Just when you start to count the Philadelphia Flyers out of a game, they can surprise you with a second gear. The Carolina Hurricanes could tell you about the Wachovia Center. The Washington Capitals could add a few words on the difficulty of maintaining a lead over the Flyers at the Verizon Center.
And based on last night’s performance, the Boston Bruins should be added to the list of teams who are painfully aware of the Flyers’ counter attack.

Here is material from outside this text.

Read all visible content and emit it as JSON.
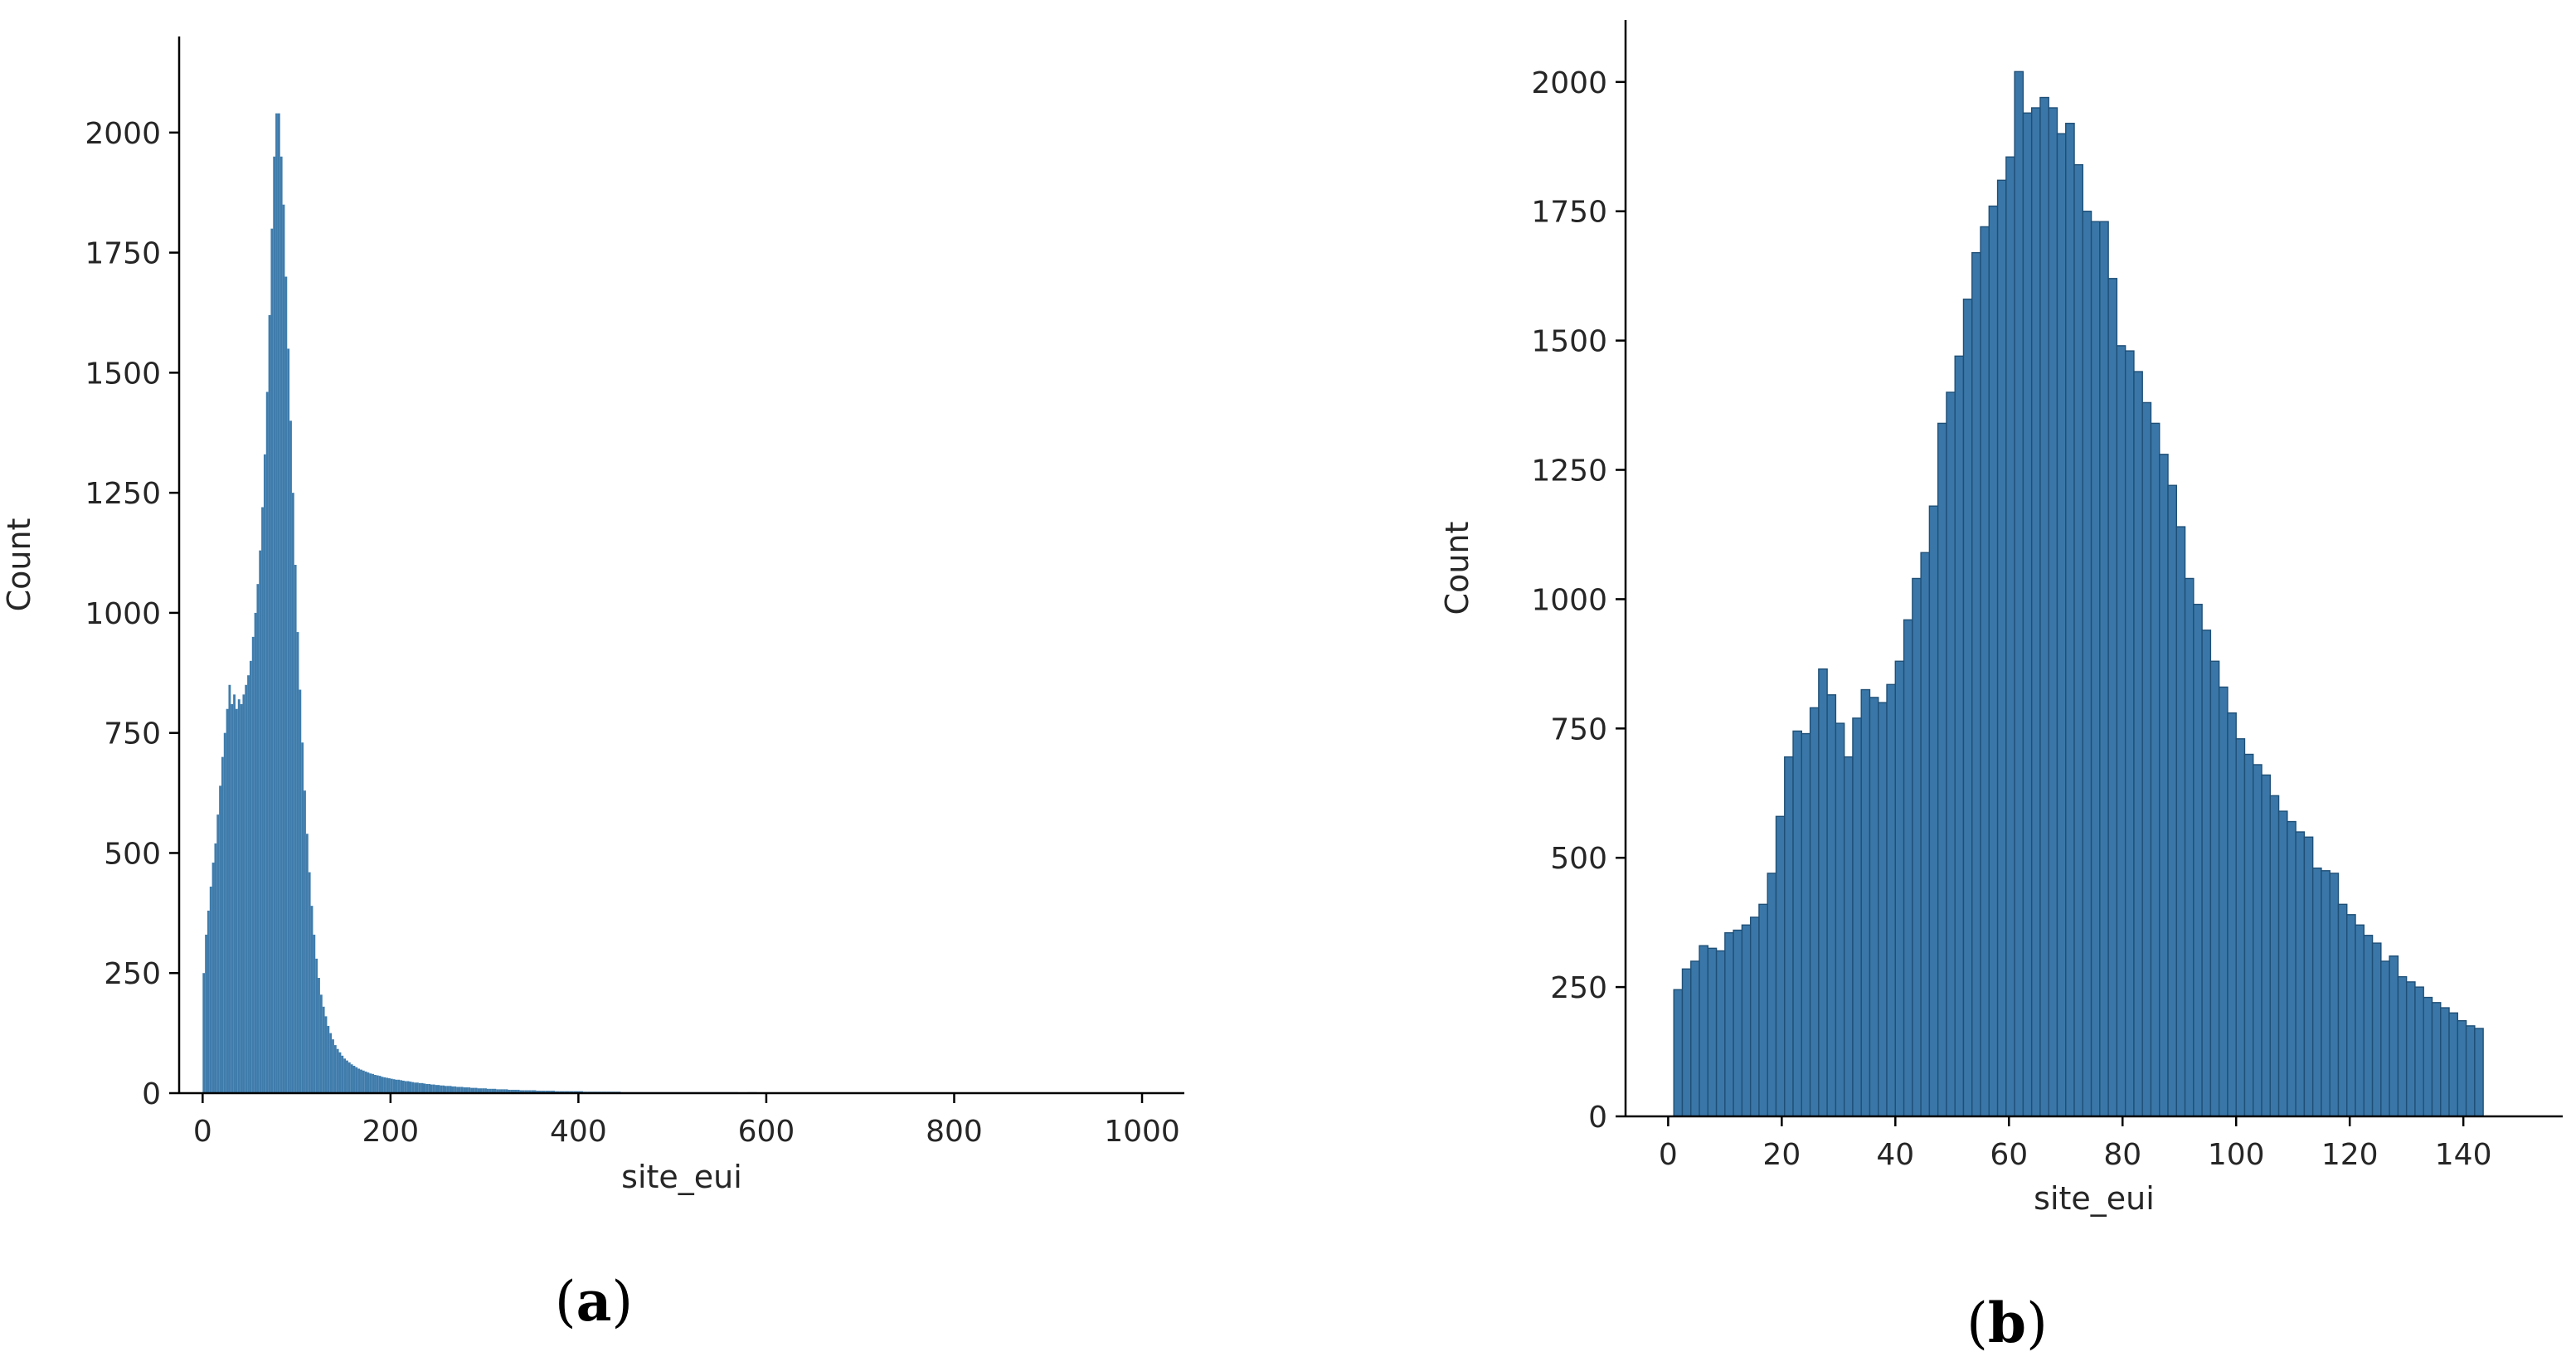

We say so often that hockey is a game of mistakes, that success depends on “getting back to the basics.” Claude Julien’s Bruins take that mantra to heart. They play a simple system - solid defense, clean passing, and an aggressive forecheck. Once they take control of a game, they rarely surrender it. Moreover, the Bruins know how to utilize their home ice - the Bs had only lost four games at the TD Banknorth Garden prior to last night’s tilt.
It seemed unlikely that the Flyers, struggling to find a rhythm with all the injury and flu casualties, could overcome even a one-goal deficit against the East’s best team in their own barn. But that’s where the counter attack began.
Scottie Upshall intercepted a Marc Savard pass, converting that turnover into a perfect shot to beat Manny Fernandez and tie the game. Capitalizing on that one Bruin error shifted the momentum into the Flyers’ hands.
The Flyers were able to maintain team composure —even while facing a deficit—to wait for that mistake to happen. Upshall and his teammates had the presence of mind to act swiftly in response to the error (Knuble was driving towards the net from the opposite wing, drawing Chara’s attention and giving Upshall the option to shoot or pass). That’s the stuff that makes a playoff caliber team.